Un bruit de vitre qui se brise résonne dans ma tête. Je n'arrive pas y croire. Il nous dit ça de façon si sereine, comment est-ce possible ? Gilderoy certes ne contribue absolument pas à l'élaboration du journal mais il l'a toujours défendu corps et âme. C'est juste invraisemblable.

« Mais…Sur ordre de qui ? je demande scandalisée.

-J'ai passé un marché avec le corps enseignant, nous explique-t-il hésitant.

-Quel genre de marché ? demande à son tour Oscar en haussant le ton.

-Si j'acceptais d'arrêter le journal dès maintenant, ils me donnaient la présidence de club de duel et il faut avouer que ça à plus de gueule. Vu que Regulus Black a abandonné, il fallait quelqu'un, nous annonce-t-il fièrement. »

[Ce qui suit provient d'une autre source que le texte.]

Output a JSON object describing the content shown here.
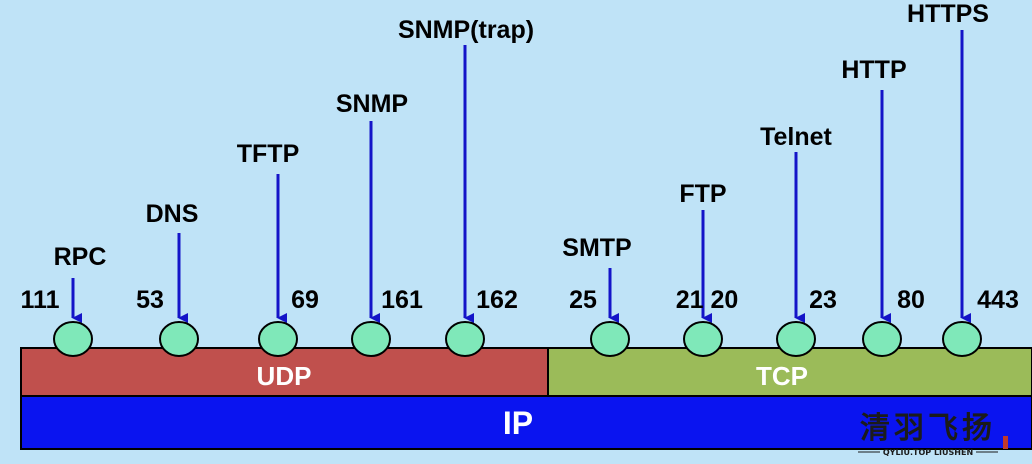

(Encore un Black qui pourrit ma vie, nom d'un cor de chasse.) Il a fait quoi ? Ce mec est l'incarnation même de l'égocentrisme et de l'égoïsme mais à ce point-là ? Je me mets à rire nerveusement. Oscar met une main sur mon épaule car il sait que je suis en train de m'énerver. Gilderoy quant à lui continues à prendre des affaires qui ne lui appartiennent même pas.

« C'est injuste ce que tu fais Lockhart, dit Oscar en secouant la tête.

-Ozera, ça va et puis toi tu fais partit de l'équipe de Quidditch qu'est-ce que tu en as à faire ? Personne ne lisait ce journal, il ne manquera à personne ! En attendant une plaque à mon nom sera disposée dans la vitrine des trophées et c'est ce qui compte le plus non ? lâche-t-il en riant.

-Je vais te tuer, je déclare en le regardant droit dans les yeux.

-Du calme petite, ça t'empêcheras pas de faire de la photo, juste…de les montrer aux autres. Fermez derrière vous, il parait qu'ils vont en faire le nouveau bureau de Tantaluze.
Franchement je suis sceptique. Si un jour je deviens prof de Défense Contre les Forces du Mal, comme j'en rêve secrètement, mon bureau sera somptueux ! Aller à plus ! s'exclame-t-il enjoué. »

Je regarde Gilderoy partir comme si de rien n'était. Je commence à sortir ma baguette pour lui montrer de quel bois je me chauffe mais Oscar me l'arrache aussitôt des mains. Je viens de perdre le journal pour de bon et j'allais perdre mon bébé dans peu de temps. Le sort s'acharne vraiment contre moi.